Wednesday, December 31, 2008
The second award for the year's end came to me from Lisa, The Butterfly Farmer.
This one is more serious, and much harder to comply with. You are asked to list ten honest things about yourself. I suppose this could also be taken rather lightly. But I didn't think of it that way - especially since I read the lists of a couple of other people, and they were quite serious. So, here goes.
l. Forgiveness. This is a concept I have trouble with. I try- I really do. But I find it difficult, if not impossible to forgive Amanda, who was the woman my father married after my parents' divorce. The same thing goes for one of my nieces, for the way she treated my sister. And then of course there are people like GWB. I find it hard to forgive him. And Adolf Hitler and so many others throughout history for their crimes against humanity. How do I forgive that sort of thing? I wrestle with that idea.
2. Prejudice. Everyone has them. Me too. I think my strongest prejudice is against prejudice itself. For instance: within so many religious groups are those who truly believe that their way is the only way, and the rest of us poor souls are doomed to hell. "Born agains" have told me they can't even pray for those who do not believe their way. Yes, I am prejudiced.
3. Honestly, I spent too many years searching for a religious group to call my own. I was raised in the Episcopal Church. Attended the Lutheran Church with my best friend, and joined them. Had occasion to attend many others. In 9th grade I wrote a thesis on Comparative Religions.
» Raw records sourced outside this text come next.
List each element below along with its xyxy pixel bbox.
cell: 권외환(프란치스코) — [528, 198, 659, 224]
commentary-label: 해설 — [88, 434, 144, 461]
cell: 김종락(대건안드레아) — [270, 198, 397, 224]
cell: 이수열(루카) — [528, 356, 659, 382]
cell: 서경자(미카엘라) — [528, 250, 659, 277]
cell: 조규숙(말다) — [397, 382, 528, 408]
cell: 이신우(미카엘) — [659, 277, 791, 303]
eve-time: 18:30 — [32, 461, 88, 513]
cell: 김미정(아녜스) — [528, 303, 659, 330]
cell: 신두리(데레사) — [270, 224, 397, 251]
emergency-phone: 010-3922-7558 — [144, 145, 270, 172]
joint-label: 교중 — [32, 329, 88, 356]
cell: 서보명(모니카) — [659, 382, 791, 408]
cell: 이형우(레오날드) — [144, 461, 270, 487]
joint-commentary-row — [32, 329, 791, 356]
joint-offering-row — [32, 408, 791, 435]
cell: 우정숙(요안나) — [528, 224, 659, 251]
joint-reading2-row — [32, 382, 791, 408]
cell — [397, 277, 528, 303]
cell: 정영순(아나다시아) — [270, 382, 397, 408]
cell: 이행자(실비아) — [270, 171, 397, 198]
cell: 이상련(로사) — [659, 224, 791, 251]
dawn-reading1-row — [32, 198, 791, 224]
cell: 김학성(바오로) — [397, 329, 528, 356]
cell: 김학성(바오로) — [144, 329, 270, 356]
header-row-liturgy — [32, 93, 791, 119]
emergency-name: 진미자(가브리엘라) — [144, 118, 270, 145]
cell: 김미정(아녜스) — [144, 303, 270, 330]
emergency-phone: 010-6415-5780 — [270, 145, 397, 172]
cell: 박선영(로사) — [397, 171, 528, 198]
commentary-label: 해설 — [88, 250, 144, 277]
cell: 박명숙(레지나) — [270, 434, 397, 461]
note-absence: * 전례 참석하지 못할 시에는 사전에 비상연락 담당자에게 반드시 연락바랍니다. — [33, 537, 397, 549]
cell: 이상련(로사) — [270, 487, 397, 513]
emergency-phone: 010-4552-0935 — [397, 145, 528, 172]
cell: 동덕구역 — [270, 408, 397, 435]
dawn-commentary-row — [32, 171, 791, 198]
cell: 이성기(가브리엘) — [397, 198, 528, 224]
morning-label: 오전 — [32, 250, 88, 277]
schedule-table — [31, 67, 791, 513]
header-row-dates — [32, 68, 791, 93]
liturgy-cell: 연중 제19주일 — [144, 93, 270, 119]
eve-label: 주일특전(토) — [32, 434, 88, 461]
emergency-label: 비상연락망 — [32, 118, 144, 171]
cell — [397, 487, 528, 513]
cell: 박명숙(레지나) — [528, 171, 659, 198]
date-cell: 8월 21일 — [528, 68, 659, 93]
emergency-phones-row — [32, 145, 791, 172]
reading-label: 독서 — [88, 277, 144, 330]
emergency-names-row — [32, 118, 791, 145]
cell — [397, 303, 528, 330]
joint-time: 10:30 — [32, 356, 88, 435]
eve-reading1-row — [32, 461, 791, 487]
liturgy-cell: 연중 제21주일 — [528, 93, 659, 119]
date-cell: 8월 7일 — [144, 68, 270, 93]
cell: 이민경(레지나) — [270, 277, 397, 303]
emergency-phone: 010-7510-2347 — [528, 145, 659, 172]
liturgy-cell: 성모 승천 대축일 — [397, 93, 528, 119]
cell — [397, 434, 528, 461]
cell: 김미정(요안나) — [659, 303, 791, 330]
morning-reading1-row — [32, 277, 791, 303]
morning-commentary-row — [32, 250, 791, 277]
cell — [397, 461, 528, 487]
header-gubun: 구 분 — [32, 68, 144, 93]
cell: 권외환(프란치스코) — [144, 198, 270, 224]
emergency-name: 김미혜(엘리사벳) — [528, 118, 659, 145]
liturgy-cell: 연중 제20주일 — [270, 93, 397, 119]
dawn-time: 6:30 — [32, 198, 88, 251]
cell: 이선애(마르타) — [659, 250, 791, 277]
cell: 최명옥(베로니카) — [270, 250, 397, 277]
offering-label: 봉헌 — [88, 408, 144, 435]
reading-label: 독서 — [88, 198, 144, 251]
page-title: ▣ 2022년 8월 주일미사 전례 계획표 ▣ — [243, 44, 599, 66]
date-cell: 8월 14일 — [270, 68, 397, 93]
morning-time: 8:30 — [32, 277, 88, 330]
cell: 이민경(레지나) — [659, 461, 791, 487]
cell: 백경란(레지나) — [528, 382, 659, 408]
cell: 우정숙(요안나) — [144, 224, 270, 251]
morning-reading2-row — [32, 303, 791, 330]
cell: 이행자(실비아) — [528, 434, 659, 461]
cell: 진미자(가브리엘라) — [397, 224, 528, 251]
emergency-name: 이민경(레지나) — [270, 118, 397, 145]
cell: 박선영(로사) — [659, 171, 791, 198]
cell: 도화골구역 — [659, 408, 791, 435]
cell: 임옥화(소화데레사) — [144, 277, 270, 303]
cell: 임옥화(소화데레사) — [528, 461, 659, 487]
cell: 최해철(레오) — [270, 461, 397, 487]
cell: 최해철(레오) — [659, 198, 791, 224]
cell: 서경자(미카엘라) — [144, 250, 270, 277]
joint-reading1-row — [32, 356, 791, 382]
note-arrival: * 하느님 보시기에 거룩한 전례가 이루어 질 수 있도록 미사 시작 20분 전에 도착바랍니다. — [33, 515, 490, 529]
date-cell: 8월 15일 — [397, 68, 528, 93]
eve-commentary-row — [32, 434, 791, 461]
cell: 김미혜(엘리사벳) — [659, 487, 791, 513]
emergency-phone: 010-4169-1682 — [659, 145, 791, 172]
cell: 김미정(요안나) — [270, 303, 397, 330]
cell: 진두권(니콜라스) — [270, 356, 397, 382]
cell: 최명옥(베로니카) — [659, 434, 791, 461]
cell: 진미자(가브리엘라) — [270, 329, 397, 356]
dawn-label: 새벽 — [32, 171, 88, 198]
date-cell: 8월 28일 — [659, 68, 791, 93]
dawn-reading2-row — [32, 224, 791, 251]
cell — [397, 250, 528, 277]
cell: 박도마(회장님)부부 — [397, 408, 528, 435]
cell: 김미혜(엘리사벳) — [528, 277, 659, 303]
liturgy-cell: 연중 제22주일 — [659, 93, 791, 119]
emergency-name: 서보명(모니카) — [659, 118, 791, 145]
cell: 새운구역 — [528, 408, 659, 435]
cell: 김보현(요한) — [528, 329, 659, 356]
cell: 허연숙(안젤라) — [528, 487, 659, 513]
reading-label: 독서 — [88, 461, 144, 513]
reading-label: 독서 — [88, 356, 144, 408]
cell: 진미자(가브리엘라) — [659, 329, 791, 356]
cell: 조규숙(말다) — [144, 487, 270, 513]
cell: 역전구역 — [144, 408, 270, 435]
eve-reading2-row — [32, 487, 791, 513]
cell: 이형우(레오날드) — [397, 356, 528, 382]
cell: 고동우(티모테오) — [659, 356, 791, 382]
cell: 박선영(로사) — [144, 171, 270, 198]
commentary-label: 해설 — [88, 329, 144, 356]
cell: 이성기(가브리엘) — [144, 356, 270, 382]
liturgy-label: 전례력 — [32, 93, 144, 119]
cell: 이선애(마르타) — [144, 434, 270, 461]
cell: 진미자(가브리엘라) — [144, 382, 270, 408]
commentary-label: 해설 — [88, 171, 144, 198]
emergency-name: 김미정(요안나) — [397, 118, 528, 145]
Much later became a Catholic, but was soon disillusioned there. I have for some years now found peace in realizing that my Faith is my own, and am very comfortable in my present relationship with God, without attending any formal church.
4. On a less deep and possible disturbing note - I am a terrible housekeeper. I've always said my house is clean, just not neat and tidy. More recently, since I cannot do some of the physical chores I used to, I'm not too sure it is even clean. My daughter's visit over the holidays took care of some of that part, thank heaven. But there will always be piles of paper, and things not put away because I will want to use them again soon.
5. I can't drink. I enjoy a drink on occasion, but I can't take more than one. Well, maybe one and a half. More than that, and I'm tipsy. I don't like being tipsy.
6. I am never really comfortable in a really fancy restaurant. Can't relax. I don't really enjoy being waited on, there or anywhere else. I like to do things for myself. Well, it's just as well. Being diabetic, I shouldn't eat all those sauces and things. And they always serve you much too much. I don't eat that much.
7. Speaking my mind. This one works both ways. When I was in high school, I didn't speak my mind enough. I had all these wonderful (or so I thought) ideas and responses running around in my head, but never voiced them. Once I was more or less an adult, I spoke up, probably too often. And now, here I am writing a blog, and may have way too much to say at times.
8. Playing dumb. This started in my teens. I found that there were times during a date when, since most boys were basically nice anyway, if I played dumb when they made suggestive remarks or gestures, they usually decided I was a "nice" girl and cut it out. Then I found when I was out in the working world that the same tactic worked with co-workers and bosses in other situations. Playing dumb can be your best friend.
9. I had two "best friends" throughout my school years. If I have to be honest, only one was my best friend. Or I was to her. The other, I really didn't like all that much. We got along fine. There was just something about her I never really felt comfortable with, and I couldn't quite trust her.
10. Practicality. I am really not practical. Never have been. Guess I never will be.
If I am down to my last couple of dollars, and I have a choice of buying a loaf of bread or a bunch of flowers, I'm going for the flowers every time. I mean, if things are that tight, I'm going to starve to death anyway. Why not have the pretty flowers to enjoy in my last moments?
OK. That's enough honesty for a while. Lisa, it was an interesting exercise. Thank you very much for the award. I'm not going to pass it on. Not this one. But I'm glad you offered it to me. I kind of enjoyed thinking of honest things about myself that I don't normally drag out to view.